Меншиков расспросил у остановившихся в испуге у дверей великого князя и его сестры о том, что здесь происходило, и Наталья Алексеевна простодушно рассказала ему все, что ей пришлось видеть и слышать. С таким же вопросом он обратился и к цесаревнам, и к Софии Скавронской, которая в свою очередь не скрыла ничего из того, что с ними проделывал Девьер.

«Так вот оно что! – подумал Меншиков, выслушав все данные ему показания. – Этот негодяй Антошка вздумал расстраивать помолвку моей Маши с великим князем! Дорого он поплатится мне за это».

Ободрив цесаревен и Скавронскую надеждою на выздоровление императрицы, князь, насупившись, пошел медленными и осторожными шагами в ее опочивальню.

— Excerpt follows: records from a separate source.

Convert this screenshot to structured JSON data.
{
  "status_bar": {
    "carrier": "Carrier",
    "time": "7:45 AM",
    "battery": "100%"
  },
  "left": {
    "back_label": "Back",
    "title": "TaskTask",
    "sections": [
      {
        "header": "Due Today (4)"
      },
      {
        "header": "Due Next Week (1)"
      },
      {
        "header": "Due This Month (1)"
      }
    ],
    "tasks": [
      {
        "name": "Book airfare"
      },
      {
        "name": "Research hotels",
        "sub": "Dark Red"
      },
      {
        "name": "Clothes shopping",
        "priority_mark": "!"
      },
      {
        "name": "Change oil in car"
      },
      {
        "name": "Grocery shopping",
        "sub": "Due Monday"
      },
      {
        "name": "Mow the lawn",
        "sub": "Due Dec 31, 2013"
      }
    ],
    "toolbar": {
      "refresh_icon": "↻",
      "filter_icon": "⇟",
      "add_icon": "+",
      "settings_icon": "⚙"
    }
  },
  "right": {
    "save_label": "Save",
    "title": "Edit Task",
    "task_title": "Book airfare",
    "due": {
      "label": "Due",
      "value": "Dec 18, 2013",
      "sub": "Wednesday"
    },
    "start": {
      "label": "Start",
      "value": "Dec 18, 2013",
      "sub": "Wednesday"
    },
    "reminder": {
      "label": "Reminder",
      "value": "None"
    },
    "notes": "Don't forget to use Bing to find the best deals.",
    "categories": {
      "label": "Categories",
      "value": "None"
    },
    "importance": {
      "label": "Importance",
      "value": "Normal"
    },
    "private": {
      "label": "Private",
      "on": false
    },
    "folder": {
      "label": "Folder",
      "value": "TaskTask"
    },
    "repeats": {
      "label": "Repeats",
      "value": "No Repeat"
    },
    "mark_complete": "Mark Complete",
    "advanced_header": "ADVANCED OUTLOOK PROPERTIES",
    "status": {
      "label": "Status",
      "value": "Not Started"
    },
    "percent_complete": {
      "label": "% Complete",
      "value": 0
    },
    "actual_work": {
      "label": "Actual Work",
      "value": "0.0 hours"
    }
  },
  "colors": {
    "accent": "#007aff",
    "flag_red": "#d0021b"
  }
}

Спустя два дня после этого канцлер граф Головкин получил от имени императрицы секретный указ с следующею запискою от «светлейшего»: «Извольте собрать всех определенных к тому членов и объявить указ ее величества и, не вступая в дело, присягать, чтоб поступать правдиво, и никому не манить, и о том деле ни с кем нигде не разговаривать, и не объявлять никому, кроме ее величества, и завтра поутру его допросить, и что он скажет, о том донести ее величеству, а розыску над ним не чинить».

Полученный Головиным указ и записка относились к Девьеру.

XXII

Неприветливо и мрачно выглядело Белое море. Был исход августа месяца, и в этой полосе России наступала уже ранняя осень. На море не разыгрывались сильные бури и не разражались ураганы, непродолжительная борьба с которыми доставляет своего рода наслаждение; но зато над ним висели постоянно серые тучи, а густой туман и неустанно моросивший дождь застилали унылую даль.

В это время по волнам моря плыло небольшое, неуклюжее судно стародавней, но надежной постройки и неприспособленное к быстрому ходу. Судно это направлялось из Архангельска в знаменитую Соловецкую обитель. У руля стоял кормчий с длинными седыми волосами и такою же бородой. На нем была большая меховая шапка и нагольный* тулуп; он зорким глазом следил за направлением судна и казался опытным и смелым моряком. Да он действительно и был таким, так как, несмотря на мирскую его одежду, это был инок Соловецкого монастыря, постригшийся там после того, как он, пожелав принять «ангельский чин», покинул занятие мореходством, как занятие, доставлявшее выгоды, и начал служить без всякой мзды только угодникам Божиим Зосиму и Савватию.

Богоугодным делом считались его труды, потому что он обыкновенно перевозил богомольцев, желавших посетить отдаленную обитель, но теперь на его долю пришлась другого рода работа. Судно, которым он управлял, не перевозило богомольцев, так как в эту позднюю, относительно беломорского прибрежья, пору никто уже не отправлялся в путь на Соловки. Притом и с первого взгляда на судно, которым правил инок-кормчий, можно было догадаться, что оно не предназначено для переезда благочестивых странников. На палубе его расхаживал часовой с ружьем на плече, а из люка вылезали время от времени солдаты, чтобы сменить с караула своего товарища, стоявшего на часах, или посмотреть на будоражившееся от ветра море. Небольшие окошки, пробитые в кормовой части этого судна, были заделаны крепкими железными решетками.

На носовой части судна лежали, завернувшись в тулупы, двое молодых монастырских послушников, расправлявшие или убиравшие – когда было нужно – по команде кормчего паруса. Но теперь этим помощникам не предстояло никакой работы: ветер дул хотя и довольно сильно, но постоянно и ровно, так что никакой перемены парусов не требовалось и они могли спокойно вести свою беседу. Предметом же ее были узники, которых везли теперь из Архангельска в Соловки.

– Говорят, что один из них был в Питере самый важный вельможа, был граф, а теперь сделался ничем, стал ниже последнего мужика. Другой тоже был знатный господин…

– А ты не видал их в лицо? – спросил товарищ.

– Да как же их увидишь? Кроме того, что их посадили к нам на баркас ночью, и привели-то их с закутанными лицами, в низко нахлобученных шапках, а кругом них шли солдаты и не позволяли никому не только останавливаться, но даже и подходить близко.

– Вишь что! А как же они прозываются? – с любопытством спросил послушник.

– Да кому же это известно? Даже и отец архимандрит знать этого не будет. Заключат их, как обыкновенно заключают знатных бояр, под именем «известной персоны». Вот и весь сказ.